I was reading Munkres' proof that topologist's sine curve is not path connected. What confused me was why he bothered to reduce the path $f:[a,c]\to\bar{S}$ to $f:[b,c] \to \bar{S}$. As is understood by me, it is to assure that $x(t)\gt0$ for $t>b$, so that one can always choose $u$ with $0 < u < x(1/n)$ for arbitrary large $n$. To put it in another way, the crucial point is to use the right discontinuity of the point $b$. Is that so? What if one proceed with the entire path instead? Thanks in advance!
From a purely logical standpoint, Munkres' reduction is not needed.
Let $g(x)=\sin(1/x)$, $0<x\leq 1$. Let $S(x)=(x,g(x))$, the graph of $g$. The key fact is that for any $x_0>0$, there are infinitely many values of $x$ between $0$ and $x_0$ with $g(x)=1$, and with $g(x)=-1$.
Say $f:[a,c]\to\overline{S}$ is a path connecting $(0,0)$ to some point in $S$. Let $f(t)=(x(t),y(t))$ with $x(a)=0$ and $x(c)=x_0>0$. Set $t_0=c$, and inductively define a sequence $t_0>t_1>\ldots >a$ with $x(t_n)=x_n$ and $g(x_n)=(-1)^n$ for all $n\geq 1$. The mere existence of such a sequence shows that $t\mapsto g(x(t))$ cannot be a continuous function, since $t_n$ must have a limit greater than or equal to $a$, but $g(x(t_n))$ cannot have a limit.

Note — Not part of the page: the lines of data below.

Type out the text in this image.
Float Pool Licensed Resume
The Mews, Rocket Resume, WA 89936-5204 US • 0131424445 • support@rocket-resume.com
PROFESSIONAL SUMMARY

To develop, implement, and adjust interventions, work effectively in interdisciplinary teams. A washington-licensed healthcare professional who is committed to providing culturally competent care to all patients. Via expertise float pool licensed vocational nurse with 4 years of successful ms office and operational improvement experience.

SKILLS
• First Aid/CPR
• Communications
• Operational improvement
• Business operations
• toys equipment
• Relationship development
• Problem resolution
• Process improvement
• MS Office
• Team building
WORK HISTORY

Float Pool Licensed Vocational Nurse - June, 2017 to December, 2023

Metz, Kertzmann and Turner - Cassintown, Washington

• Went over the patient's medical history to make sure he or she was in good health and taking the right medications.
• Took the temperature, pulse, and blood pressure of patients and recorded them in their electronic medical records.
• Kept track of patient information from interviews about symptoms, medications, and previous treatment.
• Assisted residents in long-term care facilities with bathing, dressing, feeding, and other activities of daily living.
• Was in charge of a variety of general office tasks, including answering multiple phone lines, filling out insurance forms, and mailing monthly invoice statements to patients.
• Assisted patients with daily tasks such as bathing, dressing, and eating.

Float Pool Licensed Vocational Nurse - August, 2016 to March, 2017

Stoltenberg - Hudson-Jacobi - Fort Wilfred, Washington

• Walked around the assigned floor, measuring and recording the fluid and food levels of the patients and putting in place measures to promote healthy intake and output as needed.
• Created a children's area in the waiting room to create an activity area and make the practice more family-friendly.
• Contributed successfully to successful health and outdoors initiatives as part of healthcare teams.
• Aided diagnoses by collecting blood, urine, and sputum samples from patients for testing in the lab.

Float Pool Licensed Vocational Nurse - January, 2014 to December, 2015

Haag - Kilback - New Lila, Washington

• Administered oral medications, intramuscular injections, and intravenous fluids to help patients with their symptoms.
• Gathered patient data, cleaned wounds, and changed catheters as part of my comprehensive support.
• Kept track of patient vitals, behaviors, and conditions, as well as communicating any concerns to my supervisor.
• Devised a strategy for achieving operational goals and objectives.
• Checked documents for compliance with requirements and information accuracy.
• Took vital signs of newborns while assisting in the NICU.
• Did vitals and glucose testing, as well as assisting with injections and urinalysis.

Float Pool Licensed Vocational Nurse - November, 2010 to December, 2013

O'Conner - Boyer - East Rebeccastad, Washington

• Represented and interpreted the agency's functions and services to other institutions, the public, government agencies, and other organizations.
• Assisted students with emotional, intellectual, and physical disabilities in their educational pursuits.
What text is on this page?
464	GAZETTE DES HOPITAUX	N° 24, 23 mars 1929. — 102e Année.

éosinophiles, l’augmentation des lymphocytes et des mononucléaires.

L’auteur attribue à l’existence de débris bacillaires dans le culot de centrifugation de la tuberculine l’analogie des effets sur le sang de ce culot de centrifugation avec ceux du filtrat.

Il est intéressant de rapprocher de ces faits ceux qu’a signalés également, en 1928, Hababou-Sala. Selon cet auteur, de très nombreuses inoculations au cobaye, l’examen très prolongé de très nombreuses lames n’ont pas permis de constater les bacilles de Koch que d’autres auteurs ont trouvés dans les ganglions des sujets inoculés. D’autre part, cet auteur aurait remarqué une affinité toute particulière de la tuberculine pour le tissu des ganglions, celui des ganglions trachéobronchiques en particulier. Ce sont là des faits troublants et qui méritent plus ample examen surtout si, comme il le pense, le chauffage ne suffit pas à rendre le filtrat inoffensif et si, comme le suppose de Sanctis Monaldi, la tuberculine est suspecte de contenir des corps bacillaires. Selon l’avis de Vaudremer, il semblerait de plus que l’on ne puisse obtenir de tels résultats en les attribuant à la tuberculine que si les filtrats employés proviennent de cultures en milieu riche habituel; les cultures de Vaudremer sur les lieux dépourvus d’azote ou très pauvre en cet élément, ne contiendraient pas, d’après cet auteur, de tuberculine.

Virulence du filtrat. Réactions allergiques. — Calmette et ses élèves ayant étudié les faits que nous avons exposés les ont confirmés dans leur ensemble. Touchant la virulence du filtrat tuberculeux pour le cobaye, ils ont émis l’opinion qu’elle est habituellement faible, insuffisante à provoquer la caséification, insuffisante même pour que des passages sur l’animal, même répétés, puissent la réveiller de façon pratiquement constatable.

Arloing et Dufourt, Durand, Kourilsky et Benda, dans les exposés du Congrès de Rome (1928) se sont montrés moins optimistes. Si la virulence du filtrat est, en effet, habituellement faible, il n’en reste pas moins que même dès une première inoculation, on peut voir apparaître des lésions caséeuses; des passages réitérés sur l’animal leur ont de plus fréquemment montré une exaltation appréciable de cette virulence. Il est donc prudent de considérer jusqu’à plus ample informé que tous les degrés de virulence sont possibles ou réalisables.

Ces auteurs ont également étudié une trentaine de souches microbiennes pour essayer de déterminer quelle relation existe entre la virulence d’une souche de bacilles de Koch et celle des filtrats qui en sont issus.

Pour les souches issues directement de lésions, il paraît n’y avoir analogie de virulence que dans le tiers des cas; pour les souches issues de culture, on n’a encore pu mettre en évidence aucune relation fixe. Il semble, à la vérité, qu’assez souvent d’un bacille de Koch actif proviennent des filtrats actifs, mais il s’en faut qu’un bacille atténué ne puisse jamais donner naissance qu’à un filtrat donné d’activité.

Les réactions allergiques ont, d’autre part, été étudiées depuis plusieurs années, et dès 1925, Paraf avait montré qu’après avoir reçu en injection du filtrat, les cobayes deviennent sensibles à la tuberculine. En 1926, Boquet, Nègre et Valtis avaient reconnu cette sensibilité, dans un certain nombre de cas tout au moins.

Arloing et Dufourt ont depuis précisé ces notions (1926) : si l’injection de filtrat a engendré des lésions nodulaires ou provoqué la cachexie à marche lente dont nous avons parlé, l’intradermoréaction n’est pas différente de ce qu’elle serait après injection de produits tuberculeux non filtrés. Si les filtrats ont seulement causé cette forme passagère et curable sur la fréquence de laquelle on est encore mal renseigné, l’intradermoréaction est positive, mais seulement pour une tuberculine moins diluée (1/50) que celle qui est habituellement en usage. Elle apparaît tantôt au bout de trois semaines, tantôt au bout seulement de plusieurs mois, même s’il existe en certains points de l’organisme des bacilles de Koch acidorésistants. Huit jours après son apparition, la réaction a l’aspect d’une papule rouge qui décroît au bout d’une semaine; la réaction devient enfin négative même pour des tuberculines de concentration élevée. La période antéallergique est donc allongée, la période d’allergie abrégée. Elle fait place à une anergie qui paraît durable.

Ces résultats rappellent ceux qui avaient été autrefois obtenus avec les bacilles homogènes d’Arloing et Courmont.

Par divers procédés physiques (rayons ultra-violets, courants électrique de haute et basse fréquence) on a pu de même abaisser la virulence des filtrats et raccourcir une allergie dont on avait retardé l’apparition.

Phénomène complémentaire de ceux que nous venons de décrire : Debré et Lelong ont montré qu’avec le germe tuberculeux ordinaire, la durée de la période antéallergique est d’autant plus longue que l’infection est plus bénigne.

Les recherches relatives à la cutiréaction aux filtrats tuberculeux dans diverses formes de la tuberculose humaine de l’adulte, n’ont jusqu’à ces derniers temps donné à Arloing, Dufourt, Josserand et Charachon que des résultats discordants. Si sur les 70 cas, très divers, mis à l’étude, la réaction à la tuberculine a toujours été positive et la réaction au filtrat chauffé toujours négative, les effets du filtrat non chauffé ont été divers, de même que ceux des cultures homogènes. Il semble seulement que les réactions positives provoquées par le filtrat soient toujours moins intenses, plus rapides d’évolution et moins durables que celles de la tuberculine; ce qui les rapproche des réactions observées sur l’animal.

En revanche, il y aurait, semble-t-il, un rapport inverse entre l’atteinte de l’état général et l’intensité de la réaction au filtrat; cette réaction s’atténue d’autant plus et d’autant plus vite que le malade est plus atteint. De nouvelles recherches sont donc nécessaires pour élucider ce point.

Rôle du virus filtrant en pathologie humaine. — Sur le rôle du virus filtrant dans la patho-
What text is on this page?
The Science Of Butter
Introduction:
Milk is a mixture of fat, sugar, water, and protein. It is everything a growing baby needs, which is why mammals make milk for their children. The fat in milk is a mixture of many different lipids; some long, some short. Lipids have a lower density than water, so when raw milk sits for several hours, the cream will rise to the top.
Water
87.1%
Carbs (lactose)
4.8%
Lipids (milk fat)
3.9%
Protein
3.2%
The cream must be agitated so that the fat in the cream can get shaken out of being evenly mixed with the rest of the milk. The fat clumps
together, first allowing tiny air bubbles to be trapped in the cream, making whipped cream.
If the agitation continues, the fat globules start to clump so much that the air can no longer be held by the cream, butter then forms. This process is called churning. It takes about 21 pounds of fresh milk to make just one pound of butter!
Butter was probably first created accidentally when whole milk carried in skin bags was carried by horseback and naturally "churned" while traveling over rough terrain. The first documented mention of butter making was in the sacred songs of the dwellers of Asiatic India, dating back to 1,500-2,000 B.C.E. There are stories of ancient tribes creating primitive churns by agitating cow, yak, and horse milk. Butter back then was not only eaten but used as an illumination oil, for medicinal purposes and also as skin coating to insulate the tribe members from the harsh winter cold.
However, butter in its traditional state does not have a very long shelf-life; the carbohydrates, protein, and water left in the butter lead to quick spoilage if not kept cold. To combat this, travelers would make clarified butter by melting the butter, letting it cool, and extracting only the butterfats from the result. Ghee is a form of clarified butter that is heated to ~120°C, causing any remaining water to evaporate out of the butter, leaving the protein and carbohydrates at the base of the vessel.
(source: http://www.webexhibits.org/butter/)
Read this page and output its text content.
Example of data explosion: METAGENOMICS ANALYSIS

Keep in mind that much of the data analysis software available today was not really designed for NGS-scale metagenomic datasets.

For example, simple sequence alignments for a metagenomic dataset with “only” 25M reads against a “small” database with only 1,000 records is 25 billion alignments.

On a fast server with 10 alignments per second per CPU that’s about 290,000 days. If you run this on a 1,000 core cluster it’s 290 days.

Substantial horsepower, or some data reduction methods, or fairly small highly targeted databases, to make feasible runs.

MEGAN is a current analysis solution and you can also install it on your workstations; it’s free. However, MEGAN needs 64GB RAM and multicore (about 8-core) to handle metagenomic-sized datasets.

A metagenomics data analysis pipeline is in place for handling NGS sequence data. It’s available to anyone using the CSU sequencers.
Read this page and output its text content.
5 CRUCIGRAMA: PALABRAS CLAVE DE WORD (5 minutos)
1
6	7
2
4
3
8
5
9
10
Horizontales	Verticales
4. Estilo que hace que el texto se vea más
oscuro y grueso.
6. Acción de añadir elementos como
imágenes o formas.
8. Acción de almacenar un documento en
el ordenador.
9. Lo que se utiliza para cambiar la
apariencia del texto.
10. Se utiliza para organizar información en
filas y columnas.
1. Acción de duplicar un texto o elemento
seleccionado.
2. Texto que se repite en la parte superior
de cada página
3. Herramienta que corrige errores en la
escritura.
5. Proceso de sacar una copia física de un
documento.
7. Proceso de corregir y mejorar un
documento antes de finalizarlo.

If $t\mapsto g(x(t))$ is not continuous, then $t\mapsto (x(t),g(x(t))=f(t)$ isn't either.
The sequence $\{t_n\}$ can be defined inductively. Suppose $t_{n-1}$ has been defined. We know that there is an $x$-coordinate, say $u$, such that $g(u)=(-1)^n$ and $0<u<x_{n-1}$. Now we just need a time-coordinate to go with it: a $t_n$ such that $a<t_n<t_{n-1}$ and $x(t_n)=u$. But $u$ is between $0=x(a)$ and $x_{n-1}=x(t_{n-1})$, so by the intermediate value theorem, $x(t_n)=u$ for some $t_n$ inbetween $a$ and $t_{n-1}$.
This is basically Munkres' argument. The fact that $f$ might not move for awhile--that $f(t)$ might be stationary between $a$ and some $b>a$--turns out to be irrelevant to the logic. However, I do think that Munkres' argument is more appealing from a visual standpoint.